B.O. disappointments hit Lionsgate

Theatrical revenue plunged 71% to $22 million

Lionsgate Entertainment pared its net losses by about $5 million to $25 million last quarter on an $11 million gain from selling Maple Pictures and ramped up contributions from pay TV partnership Epix, which earned it $6 million after losing it $20 million the year before.

But the studio swung to a $19 million operating loss from a $22 million profit a year ago on a string of box office disappointments including “Conan the Barbarian,” “Abduction” and “Warrior.”

Theatrical revenue plunged 71% to $22 million. Overall motion picture revenue fell 36% to $219 million.

Company noted that only two major theatrical titles were released on DVD vs. three the prior year that included top-grossing “The Expendables.”

Still, Lionsgate said the operating loss was narrower than it had anticipated back in September due to an uptick in digitally delivered content and VOD and higher-than-expected packaged media revenue from last year’s theatrical slate. It cited material savings in distribution and manufacturing and lower costs “related to shareholder activism,” i.e., the company’s pitched battle with investor Carl Icahn. That simmering dispute has run its course at last as Icahn recently sold all his Lionsgate stock.

Total revenue for the fiscal second quarter fell 22% to $358 million.

“Although we were disappointed by the performance of our films in the quarter, we were pleased with the strong and growing contributions of all of our other core businesses,” said co-chairman and CEO Jon Feltheimer.

“We believe that our film performance will improve significantly and become more consistent as we release some of the potential franchise films on our upcoming slate, and our television and digital businesses and Epix channel partnership will continue their strong and profitable growth trajectory,” he added.

Revenue from Lionsgate’s digital business increased 123% in the quarter to $65 million.

Home entertainment revenue from both films and television jumped 15% to $175 million on syndication of the first four seasons of “Mad Men” on Netflix’s digital platform.

Television revenue included in motion picture revenue was $28 million in the quarter, down from the prior year due to timing, as the slate of two new wide-release theatrical titles licensed to pay TV in the quarter compared with five new wide-release titles the prior year.

Television production revenue was up 21% to a record $139 million.

Domestic series licensing decreased 27% to $72 million in the quarter, with revenue from deliveries of the television series “Weeds” (season seven), “Blue Mountain State” (season three), the first season of “Boss,” “Meet the Browns” and “The Wendy Williams Show.”
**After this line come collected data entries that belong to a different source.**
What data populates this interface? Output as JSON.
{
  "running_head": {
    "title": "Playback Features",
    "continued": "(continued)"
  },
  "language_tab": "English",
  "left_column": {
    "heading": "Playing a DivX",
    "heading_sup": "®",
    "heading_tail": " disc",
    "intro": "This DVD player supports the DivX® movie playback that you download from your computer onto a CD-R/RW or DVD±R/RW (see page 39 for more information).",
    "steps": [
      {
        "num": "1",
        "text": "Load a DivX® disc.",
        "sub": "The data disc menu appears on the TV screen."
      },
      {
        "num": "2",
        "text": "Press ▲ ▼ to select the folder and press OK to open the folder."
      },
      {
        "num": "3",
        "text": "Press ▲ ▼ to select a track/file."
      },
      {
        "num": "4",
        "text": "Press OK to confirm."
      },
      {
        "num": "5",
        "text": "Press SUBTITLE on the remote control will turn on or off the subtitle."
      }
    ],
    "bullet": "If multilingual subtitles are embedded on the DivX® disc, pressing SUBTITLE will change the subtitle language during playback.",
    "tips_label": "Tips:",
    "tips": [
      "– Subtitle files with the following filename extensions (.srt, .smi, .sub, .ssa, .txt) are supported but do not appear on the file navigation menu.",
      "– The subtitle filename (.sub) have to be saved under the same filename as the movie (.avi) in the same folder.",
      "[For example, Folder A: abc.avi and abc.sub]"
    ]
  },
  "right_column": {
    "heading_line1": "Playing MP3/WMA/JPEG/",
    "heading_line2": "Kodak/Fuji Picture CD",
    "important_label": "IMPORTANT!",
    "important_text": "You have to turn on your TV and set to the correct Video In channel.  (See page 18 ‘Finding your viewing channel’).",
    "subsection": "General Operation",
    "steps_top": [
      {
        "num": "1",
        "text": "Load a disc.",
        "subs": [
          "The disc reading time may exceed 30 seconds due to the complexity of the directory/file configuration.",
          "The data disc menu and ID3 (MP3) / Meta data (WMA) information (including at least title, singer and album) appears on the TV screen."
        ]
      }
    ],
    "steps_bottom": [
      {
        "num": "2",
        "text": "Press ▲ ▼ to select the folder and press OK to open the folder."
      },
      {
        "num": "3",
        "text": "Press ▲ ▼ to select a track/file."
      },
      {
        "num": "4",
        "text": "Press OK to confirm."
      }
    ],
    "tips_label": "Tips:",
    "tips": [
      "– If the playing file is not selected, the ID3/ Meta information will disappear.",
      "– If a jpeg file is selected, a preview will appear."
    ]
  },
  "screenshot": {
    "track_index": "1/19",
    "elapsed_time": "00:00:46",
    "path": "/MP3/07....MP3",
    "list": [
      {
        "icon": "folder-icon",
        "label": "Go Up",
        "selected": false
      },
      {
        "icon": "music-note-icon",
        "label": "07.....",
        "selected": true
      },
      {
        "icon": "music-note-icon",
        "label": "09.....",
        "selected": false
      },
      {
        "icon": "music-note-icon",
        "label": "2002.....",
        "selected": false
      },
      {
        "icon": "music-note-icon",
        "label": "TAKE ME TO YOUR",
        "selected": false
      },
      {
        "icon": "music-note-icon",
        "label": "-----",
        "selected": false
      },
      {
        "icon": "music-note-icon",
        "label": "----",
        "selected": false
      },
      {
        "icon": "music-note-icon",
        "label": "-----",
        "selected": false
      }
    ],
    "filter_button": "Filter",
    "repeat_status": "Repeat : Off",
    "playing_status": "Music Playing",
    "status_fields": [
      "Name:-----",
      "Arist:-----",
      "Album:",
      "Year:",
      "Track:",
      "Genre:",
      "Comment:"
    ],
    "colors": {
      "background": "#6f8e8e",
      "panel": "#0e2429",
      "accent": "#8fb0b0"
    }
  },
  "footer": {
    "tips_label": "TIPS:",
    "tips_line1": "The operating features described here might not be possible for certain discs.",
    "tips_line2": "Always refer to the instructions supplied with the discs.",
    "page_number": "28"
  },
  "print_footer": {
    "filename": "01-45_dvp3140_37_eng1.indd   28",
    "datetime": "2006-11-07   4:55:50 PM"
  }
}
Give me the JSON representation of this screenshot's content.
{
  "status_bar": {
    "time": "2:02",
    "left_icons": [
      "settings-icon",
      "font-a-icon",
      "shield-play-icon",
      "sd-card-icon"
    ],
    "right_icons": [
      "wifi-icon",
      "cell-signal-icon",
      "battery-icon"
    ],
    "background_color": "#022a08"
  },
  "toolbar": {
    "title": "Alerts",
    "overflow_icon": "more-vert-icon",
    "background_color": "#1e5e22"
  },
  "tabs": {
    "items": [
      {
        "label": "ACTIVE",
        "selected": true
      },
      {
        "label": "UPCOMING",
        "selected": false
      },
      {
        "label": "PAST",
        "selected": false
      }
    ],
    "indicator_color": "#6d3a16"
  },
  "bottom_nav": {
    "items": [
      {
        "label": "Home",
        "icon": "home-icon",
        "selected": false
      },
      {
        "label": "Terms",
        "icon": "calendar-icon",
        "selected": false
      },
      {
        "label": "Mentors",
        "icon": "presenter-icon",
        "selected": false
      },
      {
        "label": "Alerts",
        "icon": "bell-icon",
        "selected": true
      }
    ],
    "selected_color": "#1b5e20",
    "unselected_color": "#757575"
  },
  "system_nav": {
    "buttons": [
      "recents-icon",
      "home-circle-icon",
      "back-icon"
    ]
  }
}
Home entertainment releases of television production reached a record $55 million, driven by electronic media revenue from the syndication of “Mad Men” and the distribution of Debmar-Mercury’s “Hell’s Kitchen” as well as packaged media revenue from the release of “Weeds” season six on DVD.

International television revenue increased 51% from the prior year’s second quarter, led by deliveries of “Mad Men” (seasons one through four) and “Weeds” (seasons six and seven).

Lionsgate U.K. revenue of $22.0 million increased 41% from the prior year’s second quarter due to strong revenue contributions from the Lionsgate U.K.-produced film “Blitz.” Excluding the U.K. biz, international theatrical fell to $22.4 million.

Lionsgate’s filmed entertainment backlog reached a record $550 million as of Sept. 30. Backlog represents the amount of future revenue not yet recorded from contracts for the licensing of films and television product for TV and in international markets.